These videos depict the great Jessie Dunahoo at work, who we profiled previously (see that post here), who attends the studio at Latitude Artist Community in Lexington, Kentucky; Dunahoo has been exhibited by Andrew Edlin Gallery and Institute 193. From Institute 193:
"Jessie Dunahoo has created indoor/outdoor environments for many decades. Mr. Dunahoo was raised on a farm during a period when supports for people considered to have disabilities were even more limited than they are today. Apparently Mr. Dunahoo attended the Kentucky School for the Blind for at least a couple years. Beyond this Mr. Dunahoo was largely left to his own devices. Living on a farm in the 1930s- 40s allowed Mr. Dunahoo an opportunity to manipulate outdoor space and in so doing to created environments which he composed by moving earth and brush often by hand and also by finding and assembling objects/debris which were then placed in an ordered way throughout the manipulated area. Sometimes objects were places in significant places on the ground but most often they were placed in trees and bushes. Jessie used various fences and trees to hang intersecting strings, ropes, wires, etc. which could be grasped and threaded- in reality following a 3-d road map which he used (uses) in finding his way around outdoor space.
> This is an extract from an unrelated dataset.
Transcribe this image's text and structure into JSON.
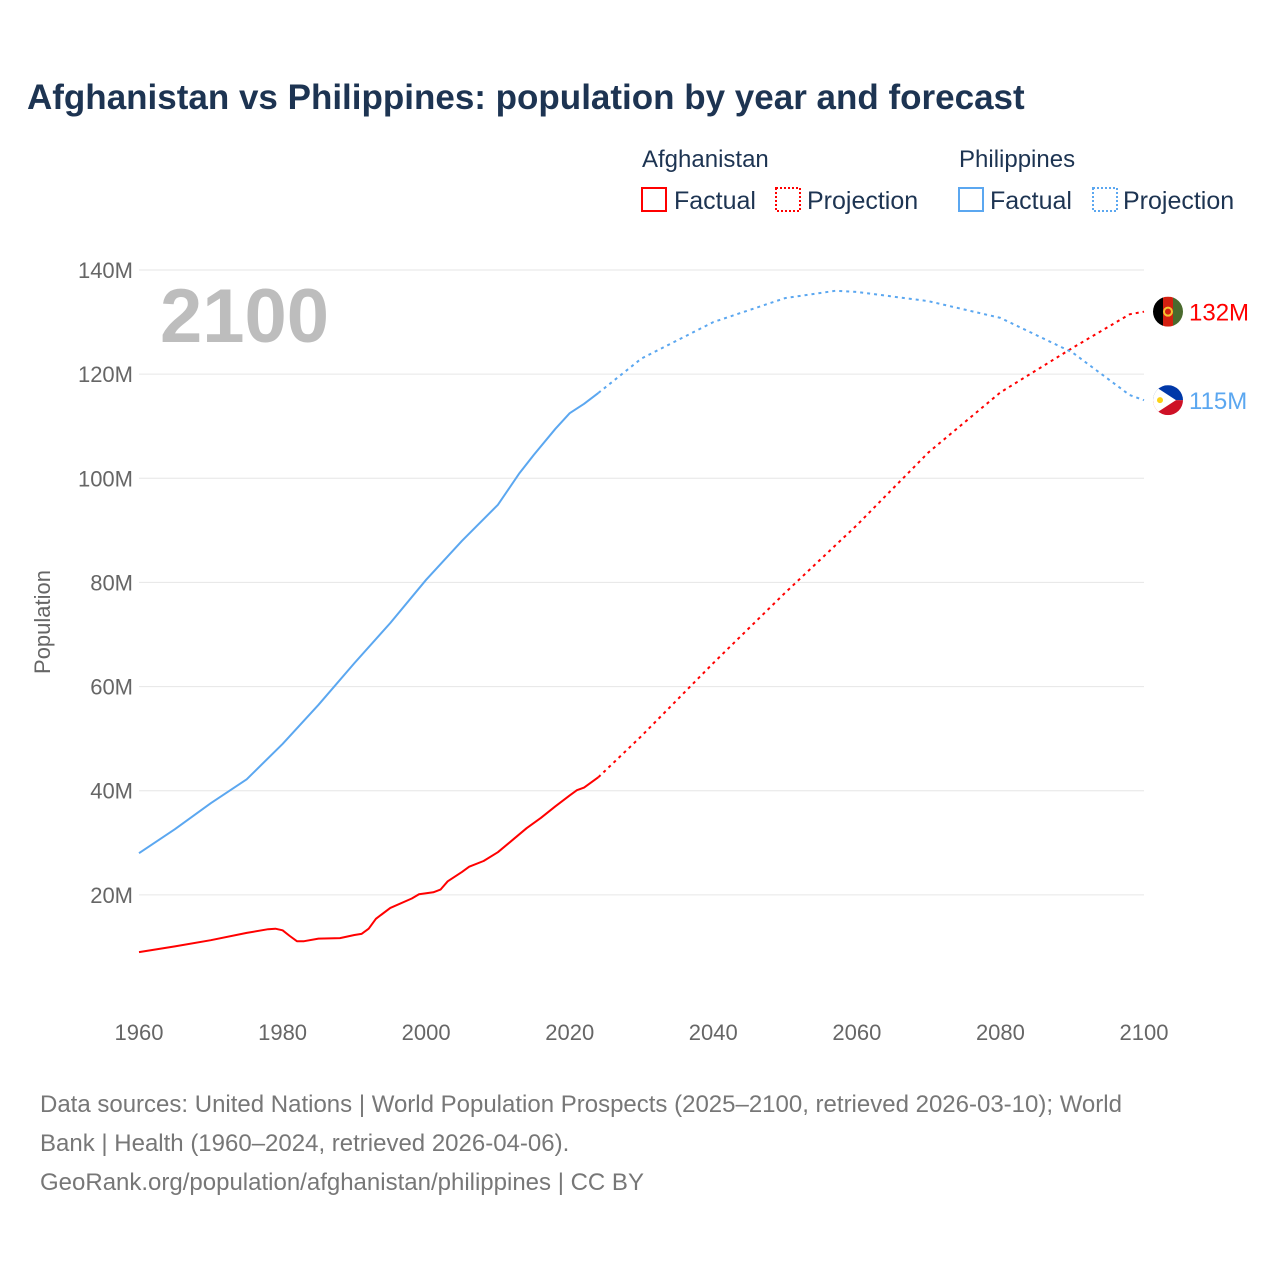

One of Jessie's favorite materials is the recycled plastic shopping bag. He typically creates quilted three dimensional wall pieces from bags that are sewn together. His larger pieces have hundreds of bags sewn together in this manner. These pieces are usually intended to be installed outside- hung/decorated with various discarded/found pieces of rope, wire, bottles and whatever.
This practice has continued as Mr. Dunahoo aged and became a client of various social service supports. In various group/residential facilities Mr. Dunahoo has lived in over the years he has created many variations on this theme, sometimes to the bemusement of various housemates and neighbors and on at least one occasion- their hostility.
Mr. Dunahoo is very aware that others view and evaluate his constructions and he is always delighted to play the docent and escort an interested viewer around/through his installation."